BRUSSELS, (Reuters) – European Union officials have proposed removing eight jurisdictions from the blacklist of tax havens the bloc adopted in December, in what critics may see as a blow to its campaign against tax avoidance.
EU states decided last month to draw up the list in a bid to discourage the most aggressive tax dodging practices.
But eight of the 17 jurisdictions currently listed are set to be quickly removed from the list after they offered to change their tax rules, according to EU documents seen by Reuters.
The removal of Bahrain was also initially considered, but its delisting was eventually not recommended, the documents show.
The proposal will be discussed at a meeting of EU ambassadors on Wednesday and is expected to be adopted by EU finance ministers when they meet next week in Brussels for monthly talks.
Jurisdictions set to remain on the blacklist are American Samoa, Bahrain, Guam, the Marshall Islands, Namibia, Palau, Saint Lucia, Samoa, and Trinidad and Tobago.
The proposal for the delisting was made by the so-called Code of Conduct Group, which gathers tax experts from the 28 EU member states. It monitors countries’ commitments to abide by EU standards on tax matters.
If the recommendation were confirmed by EU ministers, the eight jurisdictions will be moved to a so-called grey list which includes those who have committed to change their rules on tax transparency and cooperation. The grey list currently includes 47 jurisdictions.

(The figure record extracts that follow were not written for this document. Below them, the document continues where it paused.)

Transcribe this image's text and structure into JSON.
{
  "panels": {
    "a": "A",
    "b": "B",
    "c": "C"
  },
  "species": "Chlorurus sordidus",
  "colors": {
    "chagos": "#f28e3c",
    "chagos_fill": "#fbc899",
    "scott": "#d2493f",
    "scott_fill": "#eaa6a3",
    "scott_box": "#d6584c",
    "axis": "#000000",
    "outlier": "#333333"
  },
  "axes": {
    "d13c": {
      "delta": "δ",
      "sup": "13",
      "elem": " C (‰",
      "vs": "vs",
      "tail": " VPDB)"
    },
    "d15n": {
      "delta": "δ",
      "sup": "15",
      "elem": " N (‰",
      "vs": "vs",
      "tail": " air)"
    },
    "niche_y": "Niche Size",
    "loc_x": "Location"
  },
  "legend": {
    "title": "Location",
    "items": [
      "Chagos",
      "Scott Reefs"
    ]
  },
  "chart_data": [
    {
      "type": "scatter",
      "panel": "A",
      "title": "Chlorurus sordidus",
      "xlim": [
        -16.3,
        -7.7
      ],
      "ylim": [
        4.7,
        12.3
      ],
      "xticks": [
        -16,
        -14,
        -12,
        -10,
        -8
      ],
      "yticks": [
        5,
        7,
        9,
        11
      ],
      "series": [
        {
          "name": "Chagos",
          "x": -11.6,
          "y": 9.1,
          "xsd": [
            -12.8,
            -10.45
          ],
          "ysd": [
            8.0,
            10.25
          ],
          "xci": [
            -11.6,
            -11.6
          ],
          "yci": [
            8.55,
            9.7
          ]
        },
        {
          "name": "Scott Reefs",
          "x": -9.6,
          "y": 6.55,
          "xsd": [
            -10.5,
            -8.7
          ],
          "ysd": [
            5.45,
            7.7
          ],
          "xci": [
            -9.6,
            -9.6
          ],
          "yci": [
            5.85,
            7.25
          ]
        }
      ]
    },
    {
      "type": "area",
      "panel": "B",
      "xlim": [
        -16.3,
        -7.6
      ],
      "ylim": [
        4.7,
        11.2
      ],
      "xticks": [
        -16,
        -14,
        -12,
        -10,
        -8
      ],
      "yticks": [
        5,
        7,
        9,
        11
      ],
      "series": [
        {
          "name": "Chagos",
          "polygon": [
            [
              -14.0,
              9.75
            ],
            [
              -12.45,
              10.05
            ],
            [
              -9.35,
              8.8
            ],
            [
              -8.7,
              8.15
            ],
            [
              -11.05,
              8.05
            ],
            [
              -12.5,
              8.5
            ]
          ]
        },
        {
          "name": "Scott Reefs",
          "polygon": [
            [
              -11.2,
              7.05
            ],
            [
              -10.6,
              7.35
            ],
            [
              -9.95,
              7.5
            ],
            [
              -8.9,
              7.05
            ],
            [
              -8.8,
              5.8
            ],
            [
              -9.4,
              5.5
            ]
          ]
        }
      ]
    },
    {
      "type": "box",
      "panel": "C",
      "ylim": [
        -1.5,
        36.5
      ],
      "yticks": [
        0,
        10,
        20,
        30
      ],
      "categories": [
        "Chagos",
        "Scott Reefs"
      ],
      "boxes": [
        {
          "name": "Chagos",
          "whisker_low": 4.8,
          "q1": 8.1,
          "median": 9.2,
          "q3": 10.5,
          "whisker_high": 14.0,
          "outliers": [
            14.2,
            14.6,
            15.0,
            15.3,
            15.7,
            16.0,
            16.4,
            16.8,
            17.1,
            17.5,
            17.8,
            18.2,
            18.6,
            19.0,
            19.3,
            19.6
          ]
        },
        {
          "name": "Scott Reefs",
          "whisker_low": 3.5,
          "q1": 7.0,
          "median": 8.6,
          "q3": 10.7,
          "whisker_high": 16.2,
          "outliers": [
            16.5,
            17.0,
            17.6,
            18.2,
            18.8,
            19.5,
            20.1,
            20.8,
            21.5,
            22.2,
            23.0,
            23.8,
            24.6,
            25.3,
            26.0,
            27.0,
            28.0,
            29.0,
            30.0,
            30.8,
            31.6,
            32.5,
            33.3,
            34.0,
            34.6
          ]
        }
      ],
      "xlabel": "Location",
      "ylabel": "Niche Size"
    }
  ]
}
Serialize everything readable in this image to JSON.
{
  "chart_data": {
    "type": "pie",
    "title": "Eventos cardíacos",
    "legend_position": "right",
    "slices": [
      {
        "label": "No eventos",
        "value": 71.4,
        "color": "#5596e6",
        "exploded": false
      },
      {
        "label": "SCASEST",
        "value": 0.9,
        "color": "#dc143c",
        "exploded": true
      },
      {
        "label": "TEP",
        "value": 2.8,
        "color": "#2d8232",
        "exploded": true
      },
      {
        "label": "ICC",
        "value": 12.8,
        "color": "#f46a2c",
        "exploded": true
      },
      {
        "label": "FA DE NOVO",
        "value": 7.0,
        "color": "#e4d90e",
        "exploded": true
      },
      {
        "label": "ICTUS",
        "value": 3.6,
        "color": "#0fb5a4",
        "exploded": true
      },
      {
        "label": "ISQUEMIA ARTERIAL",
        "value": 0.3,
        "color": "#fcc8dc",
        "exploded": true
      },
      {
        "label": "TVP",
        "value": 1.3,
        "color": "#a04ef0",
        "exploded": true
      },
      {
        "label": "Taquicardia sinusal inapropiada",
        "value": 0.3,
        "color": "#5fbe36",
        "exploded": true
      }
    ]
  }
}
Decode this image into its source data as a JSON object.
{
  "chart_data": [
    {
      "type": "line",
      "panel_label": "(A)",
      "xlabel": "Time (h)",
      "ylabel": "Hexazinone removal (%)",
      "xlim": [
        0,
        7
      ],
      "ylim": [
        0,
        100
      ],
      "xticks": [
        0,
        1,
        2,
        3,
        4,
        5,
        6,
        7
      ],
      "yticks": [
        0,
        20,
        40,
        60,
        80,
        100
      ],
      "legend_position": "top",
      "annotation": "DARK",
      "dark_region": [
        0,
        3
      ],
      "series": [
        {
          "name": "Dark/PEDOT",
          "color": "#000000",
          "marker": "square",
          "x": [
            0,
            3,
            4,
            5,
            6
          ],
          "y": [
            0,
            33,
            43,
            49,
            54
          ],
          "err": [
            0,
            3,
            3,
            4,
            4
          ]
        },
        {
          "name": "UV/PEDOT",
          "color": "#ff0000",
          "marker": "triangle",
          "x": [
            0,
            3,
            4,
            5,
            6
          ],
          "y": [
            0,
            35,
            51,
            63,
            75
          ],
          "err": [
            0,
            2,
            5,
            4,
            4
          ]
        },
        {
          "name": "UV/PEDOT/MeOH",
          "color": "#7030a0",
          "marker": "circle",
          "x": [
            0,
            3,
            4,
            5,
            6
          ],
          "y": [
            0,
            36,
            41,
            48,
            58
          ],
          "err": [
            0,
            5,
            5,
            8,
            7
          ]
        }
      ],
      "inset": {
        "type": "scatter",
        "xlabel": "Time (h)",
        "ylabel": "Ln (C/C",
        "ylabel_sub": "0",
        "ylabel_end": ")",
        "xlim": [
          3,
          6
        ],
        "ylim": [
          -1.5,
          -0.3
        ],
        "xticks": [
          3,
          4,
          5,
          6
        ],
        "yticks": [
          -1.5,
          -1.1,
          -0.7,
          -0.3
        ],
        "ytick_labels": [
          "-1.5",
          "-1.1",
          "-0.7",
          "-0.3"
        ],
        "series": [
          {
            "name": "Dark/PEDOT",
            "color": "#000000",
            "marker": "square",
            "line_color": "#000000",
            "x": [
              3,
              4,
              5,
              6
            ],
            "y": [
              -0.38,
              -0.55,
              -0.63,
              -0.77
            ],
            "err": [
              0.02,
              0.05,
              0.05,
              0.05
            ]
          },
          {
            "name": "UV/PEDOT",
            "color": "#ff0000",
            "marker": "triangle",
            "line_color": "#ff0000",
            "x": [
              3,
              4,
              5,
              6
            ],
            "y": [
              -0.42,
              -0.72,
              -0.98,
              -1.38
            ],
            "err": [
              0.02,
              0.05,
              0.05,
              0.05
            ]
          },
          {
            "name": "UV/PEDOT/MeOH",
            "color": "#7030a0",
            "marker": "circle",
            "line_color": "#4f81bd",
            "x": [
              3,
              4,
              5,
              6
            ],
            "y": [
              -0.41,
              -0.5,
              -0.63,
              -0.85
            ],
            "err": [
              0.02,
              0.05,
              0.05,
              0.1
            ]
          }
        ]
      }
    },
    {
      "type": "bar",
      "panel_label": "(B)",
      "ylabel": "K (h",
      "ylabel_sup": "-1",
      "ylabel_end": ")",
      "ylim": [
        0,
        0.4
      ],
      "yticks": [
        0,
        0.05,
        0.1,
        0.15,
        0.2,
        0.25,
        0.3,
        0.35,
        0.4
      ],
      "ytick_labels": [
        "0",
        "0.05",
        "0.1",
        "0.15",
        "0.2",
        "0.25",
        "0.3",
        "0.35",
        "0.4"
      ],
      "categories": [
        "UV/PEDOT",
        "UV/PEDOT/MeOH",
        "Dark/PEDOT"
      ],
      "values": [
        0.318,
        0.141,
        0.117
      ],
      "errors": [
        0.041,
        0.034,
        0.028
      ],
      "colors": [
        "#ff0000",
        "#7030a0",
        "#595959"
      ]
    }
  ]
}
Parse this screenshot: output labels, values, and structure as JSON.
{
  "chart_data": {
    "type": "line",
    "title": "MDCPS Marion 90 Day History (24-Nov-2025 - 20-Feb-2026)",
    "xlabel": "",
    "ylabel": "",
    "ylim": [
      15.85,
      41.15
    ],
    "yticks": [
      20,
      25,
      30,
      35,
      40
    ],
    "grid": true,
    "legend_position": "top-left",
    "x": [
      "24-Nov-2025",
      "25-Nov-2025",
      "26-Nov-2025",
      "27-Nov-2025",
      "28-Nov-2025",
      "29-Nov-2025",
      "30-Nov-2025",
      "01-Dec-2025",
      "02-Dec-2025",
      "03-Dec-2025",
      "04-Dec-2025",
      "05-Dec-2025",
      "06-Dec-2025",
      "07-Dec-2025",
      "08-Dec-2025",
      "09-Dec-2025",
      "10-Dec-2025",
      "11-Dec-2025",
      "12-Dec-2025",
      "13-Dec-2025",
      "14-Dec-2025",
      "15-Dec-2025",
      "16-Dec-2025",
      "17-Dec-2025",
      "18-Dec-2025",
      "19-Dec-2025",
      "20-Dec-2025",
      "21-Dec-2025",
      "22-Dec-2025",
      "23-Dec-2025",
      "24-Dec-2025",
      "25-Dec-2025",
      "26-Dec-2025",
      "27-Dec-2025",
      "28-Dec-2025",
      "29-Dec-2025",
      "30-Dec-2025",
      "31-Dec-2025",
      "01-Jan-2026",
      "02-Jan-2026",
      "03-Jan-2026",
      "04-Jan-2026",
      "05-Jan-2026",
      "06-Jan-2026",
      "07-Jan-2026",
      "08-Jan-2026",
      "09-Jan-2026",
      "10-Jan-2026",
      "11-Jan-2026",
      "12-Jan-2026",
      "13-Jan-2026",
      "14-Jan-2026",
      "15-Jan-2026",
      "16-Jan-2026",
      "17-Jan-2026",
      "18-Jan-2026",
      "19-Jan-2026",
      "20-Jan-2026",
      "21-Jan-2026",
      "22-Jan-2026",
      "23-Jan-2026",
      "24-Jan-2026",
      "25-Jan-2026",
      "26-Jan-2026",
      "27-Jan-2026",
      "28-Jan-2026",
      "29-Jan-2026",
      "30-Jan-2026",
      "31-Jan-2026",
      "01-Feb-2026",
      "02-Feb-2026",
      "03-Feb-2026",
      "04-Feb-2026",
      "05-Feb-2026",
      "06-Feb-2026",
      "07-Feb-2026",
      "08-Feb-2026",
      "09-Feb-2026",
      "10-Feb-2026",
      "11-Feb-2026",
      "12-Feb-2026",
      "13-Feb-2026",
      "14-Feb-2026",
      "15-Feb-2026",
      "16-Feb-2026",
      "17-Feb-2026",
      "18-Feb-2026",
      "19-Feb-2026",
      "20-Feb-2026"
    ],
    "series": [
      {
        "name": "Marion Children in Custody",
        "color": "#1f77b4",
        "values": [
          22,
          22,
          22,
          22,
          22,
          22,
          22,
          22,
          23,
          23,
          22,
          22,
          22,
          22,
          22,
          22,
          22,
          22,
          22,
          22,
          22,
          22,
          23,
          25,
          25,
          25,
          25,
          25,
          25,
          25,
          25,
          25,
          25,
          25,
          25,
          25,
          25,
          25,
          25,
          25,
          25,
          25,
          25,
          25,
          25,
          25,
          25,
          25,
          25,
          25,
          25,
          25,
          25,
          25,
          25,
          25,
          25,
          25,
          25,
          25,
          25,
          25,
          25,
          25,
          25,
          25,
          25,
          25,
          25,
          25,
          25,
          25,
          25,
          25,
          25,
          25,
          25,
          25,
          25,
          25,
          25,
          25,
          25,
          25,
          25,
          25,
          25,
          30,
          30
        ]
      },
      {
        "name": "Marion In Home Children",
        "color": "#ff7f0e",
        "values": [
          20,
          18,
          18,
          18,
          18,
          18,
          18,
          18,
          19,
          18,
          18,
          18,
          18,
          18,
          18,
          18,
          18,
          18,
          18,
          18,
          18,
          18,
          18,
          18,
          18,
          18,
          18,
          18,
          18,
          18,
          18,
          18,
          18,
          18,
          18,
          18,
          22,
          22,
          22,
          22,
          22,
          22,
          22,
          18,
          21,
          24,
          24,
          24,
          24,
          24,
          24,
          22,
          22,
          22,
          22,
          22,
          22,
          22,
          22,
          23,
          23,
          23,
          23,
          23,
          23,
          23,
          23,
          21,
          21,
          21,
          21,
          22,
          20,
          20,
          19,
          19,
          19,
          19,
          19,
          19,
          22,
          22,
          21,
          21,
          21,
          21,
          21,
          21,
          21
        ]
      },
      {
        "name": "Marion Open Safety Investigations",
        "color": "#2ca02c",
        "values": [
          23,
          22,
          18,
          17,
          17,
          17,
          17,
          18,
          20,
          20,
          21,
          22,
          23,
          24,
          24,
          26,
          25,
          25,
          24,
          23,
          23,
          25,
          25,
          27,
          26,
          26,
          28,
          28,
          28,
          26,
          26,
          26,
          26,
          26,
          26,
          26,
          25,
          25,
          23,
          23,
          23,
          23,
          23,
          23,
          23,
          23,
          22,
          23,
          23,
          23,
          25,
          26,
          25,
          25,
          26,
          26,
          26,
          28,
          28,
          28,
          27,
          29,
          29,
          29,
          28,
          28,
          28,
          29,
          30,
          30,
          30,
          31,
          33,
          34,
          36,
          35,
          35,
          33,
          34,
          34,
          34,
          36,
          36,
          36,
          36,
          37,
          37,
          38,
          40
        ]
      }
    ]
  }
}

The shrinking of the blacklist is likely to be criticised by tax transparency groups. In December some activists denounced the listing process as a whitewash and had called for the inclusion in the blacklist of some EU countries accused of facilitating tax avoidance, like Luxembourg, Malta, Ireland and the Netherlands.
The recommended removal of Panama may cause particular outcry, as it has been at the centre of one of the largest disclosures of offshore schemes, the so-called Panama Papers.
EU officials have said the purpose of the blacklist is to convince jurisdictions to become more transparent. Having fewer on the list means more countries have committed to changes, they say.